The number of interfaces can be increased to ensure that a class depends on the minimum interface of another class. Special interfaces should be established for each class. The interfaces should be as detailed as possible, with one interface corresponding to one function module and fewer methods in the interface to make the interface more portable and flexible. For example, if B depends on interfaces 1 and 2 of A, and C depends on interfaces 3 and 4 of A, interfaces 1 and 2 can be isolated as new interfaces. 3 and 4 are isolated as new interfaces.

Examples of errors:

Originally our interface was to write all the behaviors, whereas horses only rely on eat, run; Ducks depend on eat, run, swim; Swans rely on all methods. It would be illogical to implement the fly method, which is obviously useless for horses.

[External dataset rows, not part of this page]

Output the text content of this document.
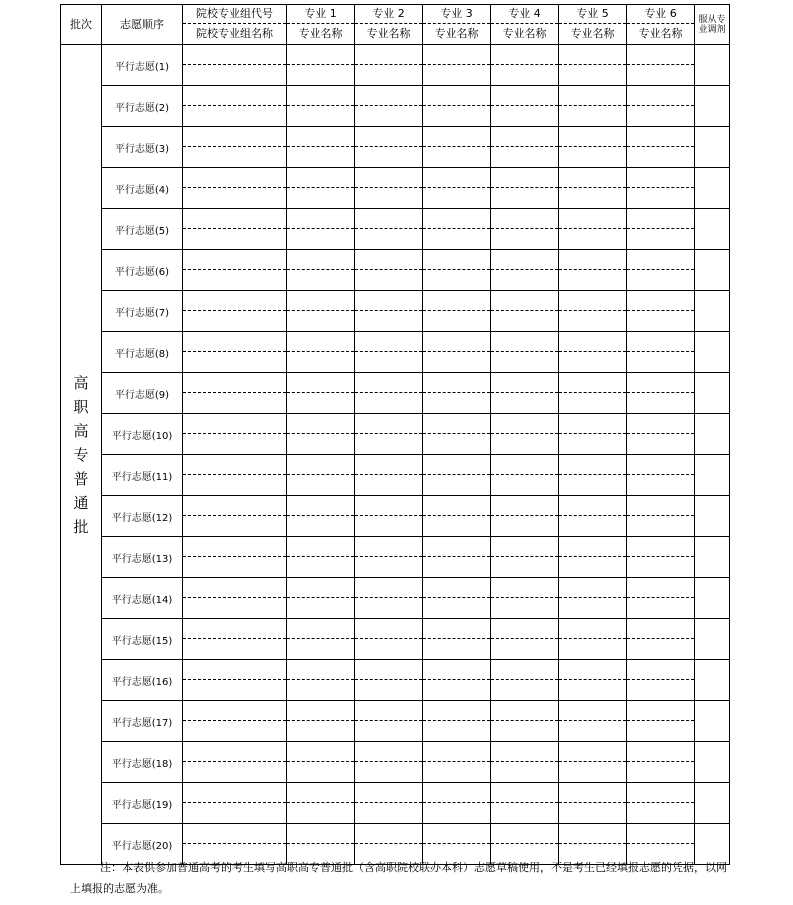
批次	志愿顺序	院校专业组代号	专业 1	专业 2	专业 3	专业 4	专业 5	专业 6	服从专业调剂
		院校专业组名称	专业名称	专业名称	专业名称	专业名称	专业名称	专业名称	
高职高专普通批	平行志愿(1)								

	平行志愿(2)								

	平行志愿(3)								

	平行志愿(4)								

	平行志愿(5)								

	平行志愿(6)								

	平行志愿(7)								

	平行志愿(8)								

	平行志愿(9)								

	平行志愿(10)								

	平行志愿(11)								

	平行志愿(12)								

	平行志愿(13)								

	平行志愿(14)								

	平行志愿(15)								

	平行志愿(16)								

	平行志愿(17)								

	平行志愿(18)								

	平行志愿(19)								

	平行志愿(20)								

注：本表供参加普通高考的考生填写高职高专普通批（含高职院校联办本科）志愿草稿使用，不是考生已经填报志愿的凭据，以网上填报的志愿为准。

package com.wangscaler.interfacesegregation;

/ * * *@author wangscaler
 * @date2021.06.16 now * /
public class InterfaceSegregationPrinciple {
    public static void main(String[] args) {
        IAction horse = new Horse();
        horse.eat();


    }

    interface IAction {
        void eat(a);

        void fly(a);

        void run(a);

        void swim(a);
    }

    static class Horse implements IAction {

        public void eat(a) {
            System.out.println("Horses eat.");
        }

        public void fly(a) {}public void run(a) {
            System.out.println("The horse can walk.");
        }

        public void swim(a) {}}class Duck implements IAction {

        public void eat(a) {
            System.out.println("Ducks eat.");
        }

        public void fly(a) {}public void run(a) {
            System.out.println("Ducks can walk.");
        }

        public void swim(a) {
            System.out.println("Ducks can swim."); }}class swan implements IAction {

        public void eat(a) {
            System.out.println("Swans will eat.");
        }

        public void fly(a) {
            System.out.println("Swans can fly");
        }

        public void run(a) {
            System.out.println("Swans can walk.");
        }

        public void swim(a) {
            System.out.println("Swans can swim."); }}}Copy the code

It is found that all animals have the behaviors of eat and run, while fly and swim are unique behaviors, so the interfaces are changed according to the interface isolation principle as follows:

Correct example.

package com.wangscaler.interfacesegregation;

/ * * *@author wangscaler
 * @date2021.06.16 now * /
public class InterfaceSegregationPrinciple1 {
    public static void main(String[] args) {
        Horse horse = new Horse();
        horse.eat();
        horse.run();
    }

    interface IEatAndRunAction {
        void eat(a);

        void run(a);
    }

    interface IFlyAction {
        void fly(a);
    }

    interface ISwimAction {
        void swim(a);
    }

    static class Horse implements IEatAndRunAction {

        public void eat(a) {
            System.out.println("Horses eat.");
        }

        public void run(a) {
            System.out.println("The horse can walk."); }}class Duck implements IEatAndRunAction.ISwimAction {

        public void eat(a) {
            System.out.println("Ducks eat.");
        }

        public void run(a) {
            System.out.println("Ducks can walk.");
        }

        public void swim(a) {
            System.out.println("Ducks can swim."); }}class swan implements IEatAndRunAction.ISwimAction.IFlyAction {

        public void eat(a) {
            System.out.println("Swans will eat.");
        }

        public void fly(a) {
            System.out.println("Swans can fly");
        }

        public void run(a) {
            System.out.println("Swans can walk.");
        }

        public void swim(a) {
            System.out.println("Swans can swim."); }}}Copy the code

Conclusion: the granularity of ** interfaces must be reasonable, too small will lead to more interfaces, too large will lead to reduced flexibility, reduce code redundancy, improve the cohesion of the system.